Lack of reliable prognostic markers hinders accurate prediction of disease progression in prostate cancer. The inducible proinflammatory enzyme cyclooxygenase‐2 (COX‐2) is implicated in prostate carcinogenesis, but its role in cancer progression is less clear. We examined whether COX‐2 expression evaluated by immunohistochemistry (IHC) in radical prostatectomy (RP) specimens can predict biochemical recurrence.
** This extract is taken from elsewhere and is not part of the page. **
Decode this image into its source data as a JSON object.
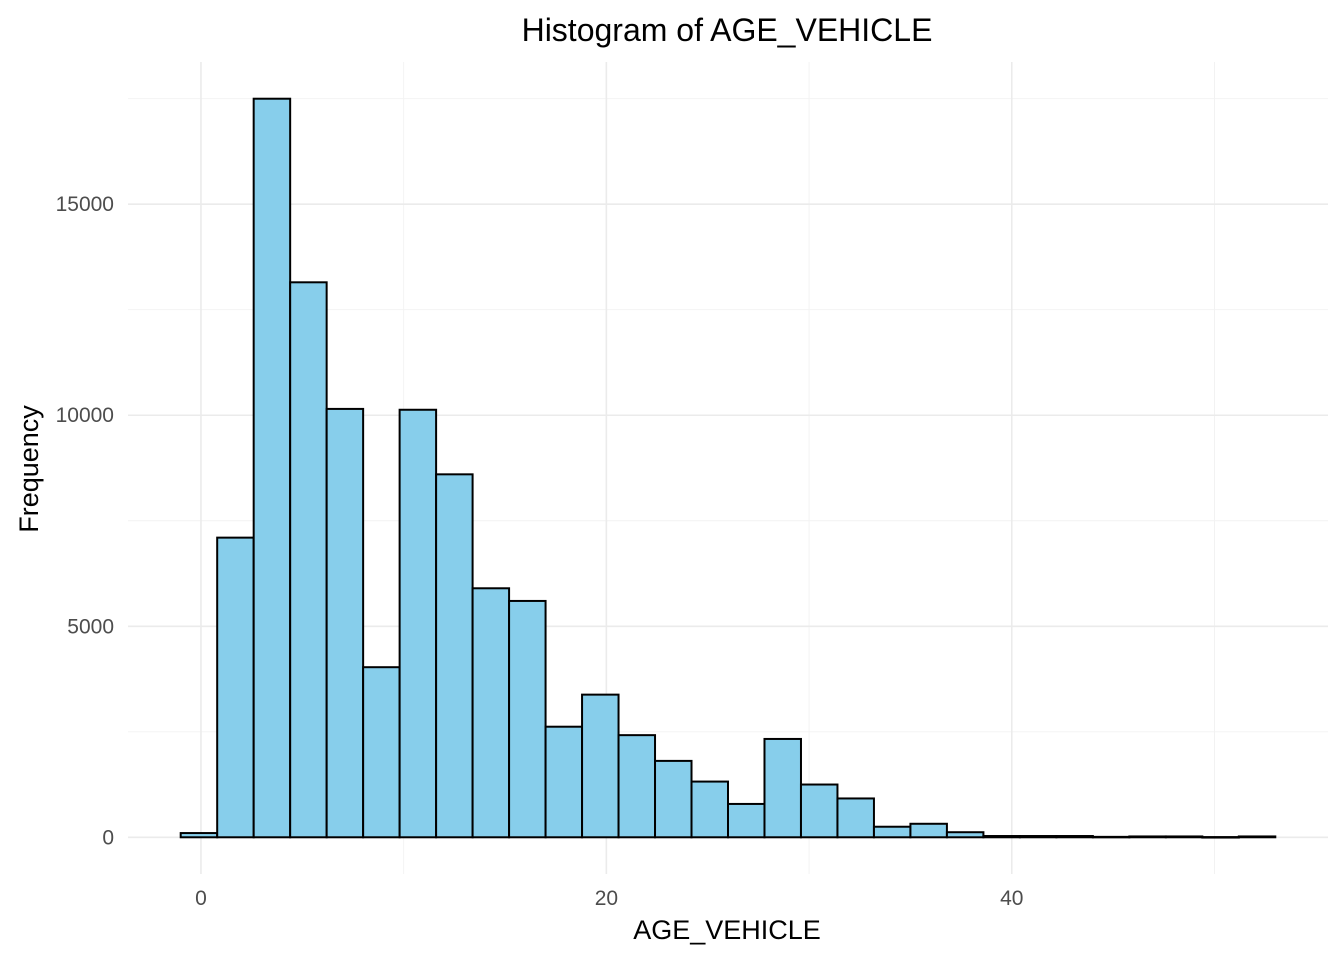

Archival prostate cancer specimens (n = 60) were obtained from patients who underwent RP, but had not received neoadjuvant hormonal therapy. Twenty‐three patients had biochemical or clinical recurrence (mean time of recurrence: 38.2 months), and 37 patients were recurrence free (mean follow‐up: 95 months). COX‐2 expression was determined by IHC, using an anti‐COX‐2 antibody. Three individuals scored the staining independently, as high‐ or low‐expression. COX‐2 was expressed in prostate cancer cells, in adjacent normal glands and in specimens from patients who later progressed. At 62‐months follow‐up, COX‐2 staining predicted progression with 82.4% sensitivity and 81.3% specificity. Sensitivity (86.4%) and specificity (86.7%) improved at ≥ 100‐months follow‐up. In univariate analysis, Gleason score, preoperative PSA, extraprostatic extension, margin, seminal vesicle invasion, and high COX‐2 expression were significant predictors of biochemical recurrence (p < 0.05). In multivariate analysis, preoperative PSA (hazard ratio/unit PSA change 1.080; p = 0.0036) and COX‐2 expression (hazard ratio 16.442; p < 0.0001) were independent prognostic indicators. Patients with PSA > 7 ng/ml and high COX‐2 expression had the highest probability of recurrence (Kaplan‐Meier analysis). COX‐2 expression is an independent predictor of prostate cancer progression following RP and underscores the significance of inflammatory factors in this process.